Woody Allen and his estranged adopted daughter Dylan Farrow sparred anew in the media over claims that Allen sexually assaulted her when she was 7.
Allen wrote an Op-Ed that appeared in the online edition of The New York Times on Friday and in the print edition on Sunday. Dylan Farrow responded Friday in a statement to The Hollywood Reporter.
In his Op-Ed, Allen wrote, “Twenty-one years ago, when I first heard Mia Farrow had accused me of child molestation, I found the idea so ludicrous I didn’t give it a second thought.”
He was responding to an open letter written by Dylan Farrow and published in the Times on Feb. 1 in which she reasserted her accusations against Allen.
Allen said Dylan Farrow had been coached by her mother, actress Mia Farrow, and reiterated that experts from the Child Sexual Abuse Clinic of the Yale-New Haven Hospital found that no sexual abuse had taken place.
Allen was not prosecuted for sexually molesting his adopted daughter, and was later able to adopt two children of his own with his wife, Soon-Yi Previn, an adopted daughter of Mia Farrow.
Allen said he will not address the accusations again.
“This piece will be my final word on this entire matter,” he wrote, “and no one will be responding on my behalf to any further comments on it by any party.”

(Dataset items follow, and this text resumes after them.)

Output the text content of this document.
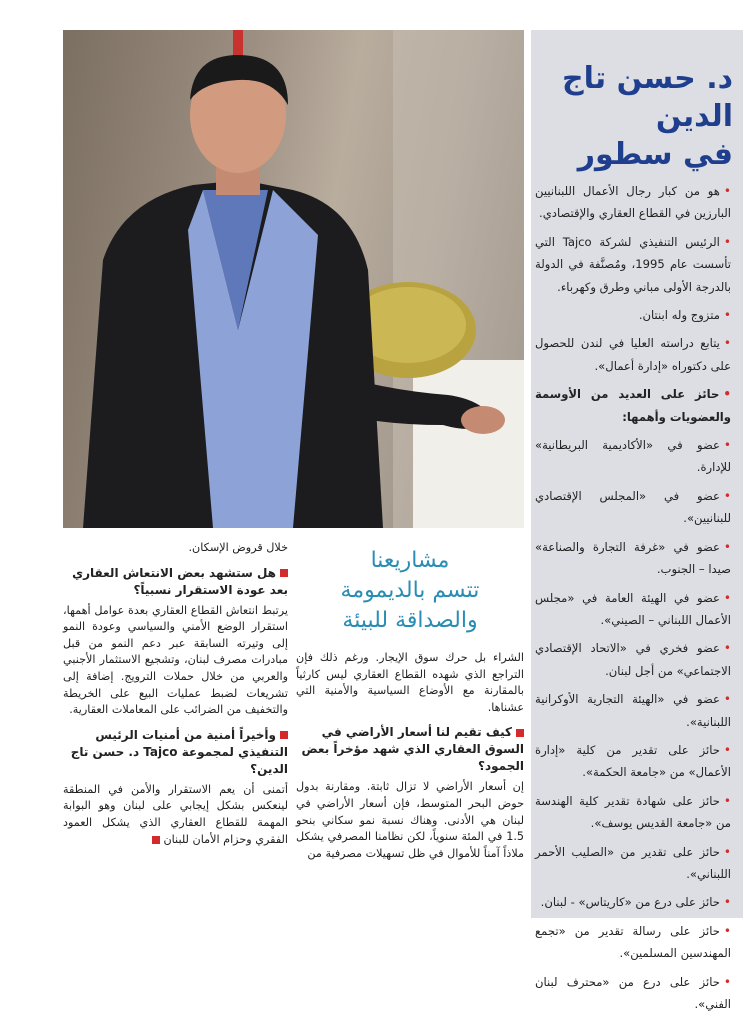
د. حسن تاج الدين
في سطور
•هو من كبار رجال الأعمال اللبنانيين البارزين في القطاع العقاري والإقتصادي.
•الرئيس التنفيذي لشركة Tajco التي تأسست عام 1995، ومُصنَّفة في الدولة بالدرجة الأولى مباني وطرق وكهرباء.
•متزوج وله ابنتان.
•يتابع دراسته العليا في لندن للحصول على دكتوراه «إدارة أعمال».
•حائز على العديد من الأوسمة والعضويات وأهمها:
•عضو في «الأكاديمية البريطانية» للإدارة.
•عضو في «المجلس الإقتصادي للبنانيين».
•عضو في «غرفة التجارة والصناعة» صيدا – الجنوب.
•عضو في الهيئة العامة في «مجلس الأعمال اللبناني – الصيني».
•عضو فخري في «الاتحاد الإقتصادي الاجتماعي» من أجل لبنان.
•عضو في «الهيئة التجارية الأوكرانية اللبنانية».
•حائز على تقدير من كلية «إدارة الأعمال» من «جامعة الحكمة».
•حائز على شهادة تقدير كلية الهندسة من «جامعة القديس يوسف».
•حائز على تقدير من «الصليب الأحمر اللبناني».
•حائز على درع من «كاريتاس» - لبنان.
•حائز على رسالة تقدير من «تجمع المهندسين المسلمين».
•حائز على درع من «محترف لبنان الفني».
مشاريعنا
تتسم بالديمومة
والصداقة للبيئة

الشراء بل حرك سوق الإيجار. ورغم ذلك فإن التراجع الذي شهده القطاع العقاري ليس كارثياً بالمقارنة مع الأوضاع السياسية والأمنية التي عشناها.

كيف تقيم لنا أسعار الأراضي في السوق العقاري الذي شهد مؤخراً بعض الجمود؟

إن أسعار الأراضي لا تزال ثابتة. ومقارنة بدول حوض البحر المتوسط، فإن أسعار الأراضي في لبنان هي الأدنى. وهناك نسبة نمو سكاني بنحو 1.5 في المئة سنوياً، لكن نظامنا المصرفي يشكل ملاذاً آمناً للأموال في ظل تسهيلات مصرفية من

خلال قروض الإسكان.

هل ستشهد بعض الانتعاش العقاري بعد عودة الاستقرار نسبياً؟

يرتبط انتعاش القطاع العقاري بعدة عوامل أهمها، استقرار الوضع الأمني والسياسي وعودة النمو إلى وتيرته السابقة عبر دعم النمو من قبل مبادرات مصرف لبنان، وتشجيع الاستثمار الأجنبي والعربي من خلال حملات الترويج. إضافة إلى تشريعات لضبط عمليات البيع على الخريطة والتخفيف من الضرائب على المعاملات العقارية.

وأخيراً أمنية من أمنيات الرئيس التنفيذي لمجموعة Tajco د. حسن تاج الدين؟

أتمنى أن يعم الاستقرار والأمن في المنطقة لينعكس بشكل إيجابي على لبنان وهو البوابة المهمة للقطاع العقاري الذي يشكل العمود الفقري وحزام الأمان للبنان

In the Hollywood Reporter, Dylan Farrow said, “His op-ed is the latest rehash of the same legalese, distortions, and outright lies he has leveled at me for the past 20 years,” she wrote.
Dylan Farrow cited findings of a decision by the New York Supreme Court in 1992 that denied Allan access to her, citing the sexual abuse allegations.
“Woody Allen has an arsenal of lawyers and publicists but the one thing he does not have on his side is the truth,” she said. “I hope this is the end of his vicious attacks and of the media campaign by his lawyers and publicists, as he’s promised. I won’t let the truth be buried and I won’t be silenced.”